Plenty of people do. You can look at other cities that are pushing the $15/hour mark like Denver. It's seen a very similar rise in 1/2/3-BR rent prices inflating way outside of a normal rise. I mean, you can make the argument that the places issuing these minimum wage floors are generally trendy (SF/Seattle/Denver) and are more likely to be governed by Progressive-style leadership and inhabited by hipsters who seek a vibrant nightlife and that's adding to the huge inflation of COL. But then there's Austin. It's extremely hipster and is *not* seeing the same astronomical rise in COL that any of it's similarly trendy cities are. Denver, for a 1BR outside city center saw a 70% rise in rent (742->1324). In 2012, the minimum wage in Colorado was Federal. Now it's $13/hour. In Austin, a 1BR outside city center was $752. Now it's $1040, a 38% rise. Still inflating, but nowhere near Denver's rise. Austin doesn't deviate from Texas which doesn't deviate from Federal minimum wage numbers. Kinda playing devils advocate here, but numbers are numbers.

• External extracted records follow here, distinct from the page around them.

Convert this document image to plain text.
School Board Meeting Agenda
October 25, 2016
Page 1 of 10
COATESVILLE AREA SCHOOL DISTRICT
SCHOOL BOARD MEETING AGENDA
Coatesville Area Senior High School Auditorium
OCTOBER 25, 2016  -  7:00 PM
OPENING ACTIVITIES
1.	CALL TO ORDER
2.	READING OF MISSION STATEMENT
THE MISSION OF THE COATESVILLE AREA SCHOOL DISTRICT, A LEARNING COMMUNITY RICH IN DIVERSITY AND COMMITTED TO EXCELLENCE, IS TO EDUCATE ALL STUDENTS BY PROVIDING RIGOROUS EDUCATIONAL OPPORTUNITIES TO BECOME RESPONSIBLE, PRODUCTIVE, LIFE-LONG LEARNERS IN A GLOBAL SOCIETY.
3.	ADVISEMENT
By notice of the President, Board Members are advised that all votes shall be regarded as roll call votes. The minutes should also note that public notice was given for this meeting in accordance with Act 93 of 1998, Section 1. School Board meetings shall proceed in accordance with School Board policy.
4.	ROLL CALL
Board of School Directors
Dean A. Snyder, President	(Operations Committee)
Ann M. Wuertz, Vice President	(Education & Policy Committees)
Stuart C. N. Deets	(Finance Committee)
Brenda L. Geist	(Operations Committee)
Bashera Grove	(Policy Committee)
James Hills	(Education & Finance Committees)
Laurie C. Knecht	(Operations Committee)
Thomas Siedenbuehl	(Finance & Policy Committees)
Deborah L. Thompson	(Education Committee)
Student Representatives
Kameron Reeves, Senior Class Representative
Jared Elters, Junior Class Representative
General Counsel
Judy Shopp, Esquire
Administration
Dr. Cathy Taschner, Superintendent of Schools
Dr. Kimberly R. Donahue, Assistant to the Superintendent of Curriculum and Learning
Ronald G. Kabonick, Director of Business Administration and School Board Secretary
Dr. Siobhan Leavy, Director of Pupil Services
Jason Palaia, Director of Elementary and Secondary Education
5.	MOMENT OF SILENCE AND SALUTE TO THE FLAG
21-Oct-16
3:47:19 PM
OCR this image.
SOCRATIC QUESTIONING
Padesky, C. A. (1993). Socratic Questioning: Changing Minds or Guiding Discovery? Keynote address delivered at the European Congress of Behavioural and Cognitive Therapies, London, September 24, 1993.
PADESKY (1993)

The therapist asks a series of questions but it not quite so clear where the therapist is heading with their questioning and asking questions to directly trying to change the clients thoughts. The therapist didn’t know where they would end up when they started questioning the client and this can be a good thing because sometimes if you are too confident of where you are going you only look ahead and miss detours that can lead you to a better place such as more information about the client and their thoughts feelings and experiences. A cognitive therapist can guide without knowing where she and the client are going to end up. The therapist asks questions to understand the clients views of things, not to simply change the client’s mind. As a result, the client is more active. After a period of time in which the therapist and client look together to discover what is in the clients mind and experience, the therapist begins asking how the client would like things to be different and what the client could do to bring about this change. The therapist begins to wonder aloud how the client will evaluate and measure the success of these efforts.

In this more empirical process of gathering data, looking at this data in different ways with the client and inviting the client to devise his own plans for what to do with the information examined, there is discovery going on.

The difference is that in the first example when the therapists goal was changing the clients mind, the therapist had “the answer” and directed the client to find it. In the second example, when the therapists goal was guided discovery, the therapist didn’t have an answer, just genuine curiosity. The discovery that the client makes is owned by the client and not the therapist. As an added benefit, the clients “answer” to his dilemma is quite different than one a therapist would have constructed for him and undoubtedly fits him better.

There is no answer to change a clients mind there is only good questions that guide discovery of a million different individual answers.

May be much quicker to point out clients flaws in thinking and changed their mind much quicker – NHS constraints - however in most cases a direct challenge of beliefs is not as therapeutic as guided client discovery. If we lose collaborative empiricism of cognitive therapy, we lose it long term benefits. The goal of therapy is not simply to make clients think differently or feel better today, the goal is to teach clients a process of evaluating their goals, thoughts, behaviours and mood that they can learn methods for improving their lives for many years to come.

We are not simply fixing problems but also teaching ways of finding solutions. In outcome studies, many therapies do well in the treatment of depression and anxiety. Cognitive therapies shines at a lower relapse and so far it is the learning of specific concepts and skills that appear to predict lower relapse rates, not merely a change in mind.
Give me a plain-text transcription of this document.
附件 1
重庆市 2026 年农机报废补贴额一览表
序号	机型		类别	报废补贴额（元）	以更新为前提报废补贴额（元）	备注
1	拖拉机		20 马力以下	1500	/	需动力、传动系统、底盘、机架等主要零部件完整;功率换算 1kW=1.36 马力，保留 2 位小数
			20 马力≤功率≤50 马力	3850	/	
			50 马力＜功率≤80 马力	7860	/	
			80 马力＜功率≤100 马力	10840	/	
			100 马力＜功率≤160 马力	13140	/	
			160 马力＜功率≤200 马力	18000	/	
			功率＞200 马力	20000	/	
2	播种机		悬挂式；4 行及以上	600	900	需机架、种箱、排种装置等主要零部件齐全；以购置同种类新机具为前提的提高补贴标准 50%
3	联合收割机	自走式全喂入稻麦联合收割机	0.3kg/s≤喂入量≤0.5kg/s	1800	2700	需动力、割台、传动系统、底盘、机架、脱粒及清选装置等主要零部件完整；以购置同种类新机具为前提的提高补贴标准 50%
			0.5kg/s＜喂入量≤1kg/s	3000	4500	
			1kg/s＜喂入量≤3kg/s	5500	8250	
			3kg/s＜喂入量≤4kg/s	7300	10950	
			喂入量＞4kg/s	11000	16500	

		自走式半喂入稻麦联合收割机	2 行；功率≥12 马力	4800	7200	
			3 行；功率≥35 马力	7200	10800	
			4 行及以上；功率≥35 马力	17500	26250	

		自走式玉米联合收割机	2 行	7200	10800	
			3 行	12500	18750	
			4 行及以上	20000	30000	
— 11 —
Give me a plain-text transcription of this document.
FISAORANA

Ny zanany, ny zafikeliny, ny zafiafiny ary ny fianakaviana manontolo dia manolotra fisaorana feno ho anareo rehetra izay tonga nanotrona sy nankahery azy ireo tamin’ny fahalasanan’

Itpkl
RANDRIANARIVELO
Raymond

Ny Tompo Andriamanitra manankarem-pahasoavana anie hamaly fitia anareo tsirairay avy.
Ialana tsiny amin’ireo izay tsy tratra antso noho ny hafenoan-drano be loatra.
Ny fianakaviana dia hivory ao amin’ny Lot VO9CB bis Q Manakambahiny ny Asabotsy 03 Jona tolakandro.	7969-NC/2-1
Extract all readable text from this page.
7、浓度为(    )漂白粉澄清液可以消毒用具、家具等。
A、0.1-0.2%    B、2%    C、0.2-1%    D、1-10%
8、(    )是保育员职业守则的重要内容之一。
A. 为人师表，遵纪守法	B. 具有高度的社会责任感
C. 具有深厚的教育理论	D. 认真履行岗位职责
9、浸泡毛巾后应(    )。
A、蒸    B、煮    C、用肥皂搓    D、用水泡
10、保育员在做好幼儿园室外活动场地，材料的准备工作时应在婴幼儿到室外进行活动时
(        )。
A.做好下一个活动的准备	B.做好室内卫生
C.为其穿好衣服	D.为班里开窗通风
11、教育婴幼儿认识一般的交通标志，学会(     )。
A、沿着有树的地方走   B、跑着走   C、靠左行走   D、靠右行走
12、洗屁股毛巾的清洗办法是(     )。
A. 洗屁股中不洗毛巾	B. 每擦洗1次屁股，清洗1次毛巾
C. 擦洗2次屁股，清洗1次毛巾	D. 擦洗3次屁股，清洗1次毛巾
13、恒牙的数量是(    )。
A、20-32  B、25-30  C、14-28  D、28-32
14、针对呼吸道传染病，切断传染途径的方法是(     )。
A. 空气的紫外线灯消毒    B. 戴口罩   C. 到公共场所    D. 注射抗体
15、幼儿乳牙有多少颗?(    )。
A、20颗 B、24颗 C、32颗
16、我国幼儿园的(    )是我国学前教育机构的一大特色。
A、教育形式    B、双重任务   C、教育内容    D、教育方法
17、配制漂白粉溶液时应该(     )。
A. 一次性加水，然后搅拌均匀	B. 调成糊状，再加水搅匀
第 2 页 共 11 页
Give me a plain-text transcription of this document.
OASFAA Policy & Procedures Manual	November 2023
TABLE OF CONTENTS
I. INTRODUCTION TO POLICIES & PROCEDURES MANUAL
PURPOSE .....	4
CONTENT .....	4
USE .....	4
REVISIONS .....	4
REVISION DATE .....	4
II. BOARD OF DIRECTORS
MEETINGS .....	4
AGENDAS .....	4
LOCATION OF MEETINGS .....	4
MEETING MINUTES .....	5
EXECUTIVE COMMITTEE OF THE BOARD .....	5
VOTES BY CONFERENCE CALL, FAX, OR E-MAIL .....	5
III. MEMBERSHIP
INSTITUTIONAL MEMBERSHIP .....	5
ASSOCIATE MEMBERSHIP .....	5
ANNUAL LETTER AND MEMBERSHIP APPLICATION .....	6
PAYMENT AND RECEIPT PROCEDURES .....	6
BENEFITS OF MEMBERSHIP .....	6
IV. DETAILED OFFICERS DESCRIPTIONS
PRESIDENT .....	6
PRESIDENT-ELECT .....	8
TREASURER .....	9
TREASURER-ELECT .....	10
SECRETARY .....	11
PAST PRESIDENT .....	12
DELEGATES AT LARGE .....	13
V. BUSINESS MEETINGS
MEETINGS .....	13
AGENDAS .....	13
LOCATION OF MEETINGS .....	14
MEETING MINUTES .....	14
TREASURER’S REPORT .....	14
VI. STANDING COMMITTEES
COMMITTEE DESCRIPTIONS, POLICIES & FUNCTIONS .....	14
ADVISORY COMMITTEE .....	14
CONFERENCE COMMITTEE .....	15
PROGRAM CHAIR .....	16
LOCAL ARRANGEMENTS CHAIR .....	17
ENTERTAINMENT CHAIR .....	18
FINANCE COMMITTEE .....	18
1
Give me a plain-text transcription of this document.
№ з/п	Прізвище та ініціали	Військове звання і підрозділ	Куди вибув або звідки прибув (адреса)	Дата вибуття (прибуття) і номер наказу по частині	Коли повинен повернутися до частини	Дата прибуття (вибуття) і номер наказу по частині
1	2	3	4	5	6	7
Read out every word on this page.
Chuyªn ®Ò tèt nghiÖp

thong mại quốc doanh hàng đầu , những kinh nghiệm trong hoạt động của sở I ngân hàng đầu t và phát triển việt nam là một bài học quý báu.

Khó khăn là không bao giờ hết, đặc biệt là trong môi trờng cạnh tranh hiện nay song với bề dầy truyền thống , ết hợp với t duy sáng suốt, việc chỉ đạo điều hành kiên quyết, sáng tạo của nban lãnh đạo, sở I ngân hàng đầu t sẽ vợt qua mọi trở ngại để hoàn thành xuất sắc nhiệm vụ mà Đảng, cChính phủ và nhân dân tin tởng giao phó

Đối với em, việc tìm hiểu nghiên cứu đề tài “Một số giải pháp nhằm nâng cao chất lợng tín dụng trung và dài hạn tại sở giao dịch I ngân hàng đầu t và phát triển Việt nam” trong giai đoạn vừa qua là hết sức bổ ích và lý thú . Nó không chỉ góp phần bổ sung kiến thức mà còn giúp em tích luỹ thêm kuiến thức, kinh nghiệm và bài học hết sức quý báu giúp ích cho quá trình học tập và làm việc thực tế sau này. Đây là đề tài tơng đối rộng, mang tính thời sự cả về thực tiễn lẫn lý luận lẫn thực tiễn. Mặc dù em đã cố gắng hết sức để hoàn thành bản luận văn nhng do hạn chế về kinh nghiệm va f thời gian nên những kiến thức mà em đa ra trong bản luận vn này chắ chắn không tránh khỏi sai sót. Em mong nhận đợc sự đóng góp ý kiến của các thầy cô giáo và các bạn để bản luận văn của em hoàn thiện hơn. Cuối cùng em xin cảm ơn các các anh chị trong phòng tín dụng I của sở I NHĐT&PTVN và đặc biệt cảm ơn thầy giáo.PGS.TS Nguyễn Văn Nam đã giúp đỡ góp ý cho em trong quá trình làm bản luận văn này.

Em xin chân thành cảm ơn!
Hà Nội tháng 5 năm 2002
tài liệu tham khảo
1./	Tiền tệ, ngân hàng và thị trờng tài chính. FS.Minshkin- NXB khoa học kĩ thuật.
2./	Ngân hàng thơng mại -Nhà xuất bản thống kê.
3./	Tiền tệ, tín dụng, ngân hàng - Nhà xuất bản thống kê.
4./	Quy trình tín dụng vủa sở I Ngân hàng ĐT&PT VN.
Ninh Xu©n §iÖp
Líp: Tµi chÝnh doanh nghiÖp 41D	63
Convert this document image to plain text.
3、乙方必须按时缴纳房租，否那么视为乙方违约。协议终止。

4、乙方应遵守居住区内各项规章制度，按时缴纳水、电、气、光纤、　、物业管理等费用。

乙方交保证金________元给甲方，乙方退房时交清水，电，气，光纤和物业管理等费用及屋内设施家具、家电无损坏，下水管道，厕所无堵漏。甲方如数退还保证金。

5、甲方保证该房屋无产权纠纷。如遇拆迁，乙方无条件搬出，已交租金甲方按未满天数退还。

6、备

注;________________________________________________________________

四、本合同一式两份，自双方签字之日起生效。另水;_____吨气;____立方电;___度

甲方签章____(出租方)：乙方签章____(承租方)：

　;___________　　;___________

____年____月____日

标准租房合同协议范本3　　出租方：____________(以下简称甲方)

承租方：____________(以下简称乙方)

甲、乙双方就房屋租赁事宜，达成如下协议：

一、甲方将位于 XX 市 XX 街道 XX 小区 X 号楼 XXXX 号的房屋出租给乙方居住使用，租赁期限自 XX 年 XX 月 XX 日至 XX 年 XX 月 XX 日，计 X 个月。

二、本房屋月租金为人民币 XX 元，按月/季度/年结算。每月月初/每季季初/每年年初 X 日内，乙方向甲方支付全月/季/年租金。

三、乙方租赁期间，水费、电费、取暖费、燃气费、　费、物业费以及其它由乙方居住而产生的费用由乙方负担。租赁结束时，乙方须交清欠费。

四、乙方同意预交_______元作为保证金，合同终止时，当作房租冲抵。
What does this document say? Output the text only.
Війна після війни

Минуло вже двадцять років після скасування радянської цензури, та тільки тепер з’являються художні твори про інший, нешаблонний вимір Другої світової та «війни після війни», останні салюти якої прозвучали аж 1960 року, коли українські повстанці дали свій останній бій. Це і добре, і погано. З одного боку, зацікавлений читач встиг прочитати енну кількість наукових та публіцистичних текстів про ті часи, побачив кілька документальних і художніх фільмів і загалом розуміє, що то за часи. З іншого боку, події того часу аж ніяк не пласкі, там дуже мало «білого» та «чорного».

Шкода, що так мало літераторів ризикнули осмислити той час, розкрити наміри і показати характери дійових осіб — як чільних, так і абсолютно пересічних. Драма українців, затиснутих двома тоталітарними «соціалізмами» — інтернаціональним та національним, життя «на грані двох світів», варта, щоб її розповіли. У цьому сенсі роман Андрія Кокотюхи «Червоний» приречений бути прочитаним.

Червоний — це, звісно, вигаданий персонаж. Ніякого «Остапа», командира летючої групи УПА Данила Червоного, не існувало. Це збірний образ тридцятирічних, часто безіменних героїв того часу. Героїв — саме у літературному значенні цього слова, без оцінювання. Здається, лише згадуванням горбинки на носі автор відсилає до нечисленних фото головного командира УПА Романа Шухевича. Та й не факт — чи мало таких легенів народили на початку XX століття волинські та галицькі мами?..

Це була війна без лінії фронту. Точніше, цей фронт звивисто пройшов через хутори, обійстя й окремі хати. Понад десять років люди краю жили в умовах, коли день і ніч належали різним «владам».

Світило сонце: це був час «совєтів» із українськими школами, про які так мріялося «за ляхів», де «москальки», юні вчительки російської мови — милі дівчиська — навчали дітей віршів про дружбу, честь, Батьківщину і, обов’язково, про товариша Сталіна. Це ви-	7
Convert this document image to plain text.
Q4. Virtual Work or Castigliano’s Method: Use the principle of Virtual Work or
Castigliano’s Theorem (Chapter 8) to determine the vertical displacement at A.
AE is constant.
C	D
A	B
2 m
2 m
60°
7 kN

I lived in Denver, the rent far outpaced any minimum wage rise. I know it, I lived it. CoL has skyrocketed because so many people are moving to the area. At the same time, it being a desirable place can be somewhat depressive on income for lower tier jobs because of that. For reference, I lived in Denver from 2010 until 2016. My rent, for similar space, increased nearly 100 %. In that time, minimum wage in the city only increased a dollar. It was the other way around: people were being priced right out of the city and having to commute in, which was exacerbating an already terrible transportation problem.
I was surprised at how slowly Denver has grown since 2010. Roughly 1.8%/year. Austin is growing at roughly 4.5%/year. Nashville, for reference, is around 2.5%/year. Note: Those figures are for outside of city-center. The city limits housing for Denver was outrageous.
It was more than 3,000 new people a month. That doesn't make a huge percentage, but Denver itself is just not nearly as big as Austin or Nashville and you could feel the added population.